The BDS movement is led by the pro-Palestinian intelligentsia and activists who question the legitimacy of Israel as a state and campaign for a rejection of all Israeli goods.

Three more international companies, Spanish FCC and Cyes, and Germany's Möbius Bau, have all dropped out of the running for the port construction bid in the last few months too.

Arab Business Conflicts

The challenge for Israel to attract investment from international infrastructure giants is made tougher by so many holding contracts with Gulf States.

I think that it is important that the boycotters be exposed for what they are, they are classical anti-Semites in modern garb.
- Israeli Prime Minister, Benjamin Netanyahu

However, a number of the withdrawing companies hold no business contracts in the Arab world which suggests a political involvement from the companies' home nations.

Nevertheless, Israeli Prime Minister Benjamin Netanyahu remained confident that Israeli technological know-how will outmanoeuvre the boycott.

"In the past, anti-Semites boycotted Jewish businesses and today they call for the boycott of the Jewish state, and by the way, only the Jewish state," he said in a speech to a US Jewish leader conference.

"I think that it is important that the boycotters be exposed for what they are, they are classical anti-Semites in modern garb."

He claimed that chiefs of international high-tech companies "all want the same three things: Israeli technology, Israeli technology and Israeli technology".

Peace Talk Panic

Finance Minister Yair Lapid was less sanguine about the ramifications of the boycott, stating that a collapse in the US-brokered peace talks would be "nothing less than devastating" to Israel.

US Secretary of State John Kerry has echoed Lapid's statement, claiming that if a peace deal is not reached, Israel could find itself at the centre of a larger boycott.

The BDS movement has led to companies, particularly in the European Union, changing their position in their Israeli investments.

Last month, PGGM, a Dutch pension fund, divested its investments in five Israeli banks because of their transactions with West Bank and East Jerusalem settlements that are deemed illegal under international law.

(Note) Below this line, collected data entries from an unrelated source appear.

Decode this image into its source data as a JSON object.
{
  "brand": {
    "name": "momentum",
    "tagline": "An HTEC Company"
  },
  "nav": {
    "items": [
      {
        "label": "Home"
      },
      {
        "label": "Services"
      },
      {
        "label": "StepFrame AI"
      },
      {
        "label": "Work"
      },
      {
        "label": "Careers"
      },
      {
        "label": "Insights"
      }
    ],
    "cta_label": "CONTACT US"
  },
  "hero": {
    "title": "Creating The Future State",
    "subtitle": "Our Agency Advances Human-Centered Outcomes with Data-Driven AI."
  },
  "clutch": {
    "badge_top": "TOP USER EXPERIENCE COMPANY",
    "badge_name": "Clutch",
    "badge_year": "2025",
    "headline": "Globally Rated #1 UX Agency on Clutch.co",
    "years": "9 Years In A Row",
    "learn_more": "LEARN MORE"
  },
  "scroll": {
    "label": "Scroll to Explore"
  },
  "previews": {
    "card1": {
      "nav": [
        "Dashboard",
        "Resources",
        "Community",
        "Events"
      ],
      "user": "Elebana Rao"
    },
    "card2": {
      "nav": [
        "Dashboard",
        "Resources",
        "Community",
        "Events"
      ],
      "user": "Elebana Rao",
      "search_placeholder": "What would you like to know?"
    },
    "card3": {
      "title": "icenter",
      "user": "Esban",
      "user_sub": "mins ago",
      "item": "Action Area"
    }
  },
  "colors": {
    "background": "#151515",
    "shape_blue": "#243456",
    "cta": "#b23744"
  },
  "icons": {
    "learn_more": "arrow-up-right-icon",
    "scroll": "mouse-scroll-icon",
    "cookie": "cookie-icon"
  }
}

Similarly, Deutsche Bank has placed Israel's Bank Hapoalim as an ethically questionable institution to invest in, following on from Denmark's Danske Bank decision to do the same.

The BDS movement website accuses Israel of denying Palestinians "their fundamental rights of freedom, equality and self-determination through ethnic cleansing, colonization, racial discrimination and military occupation".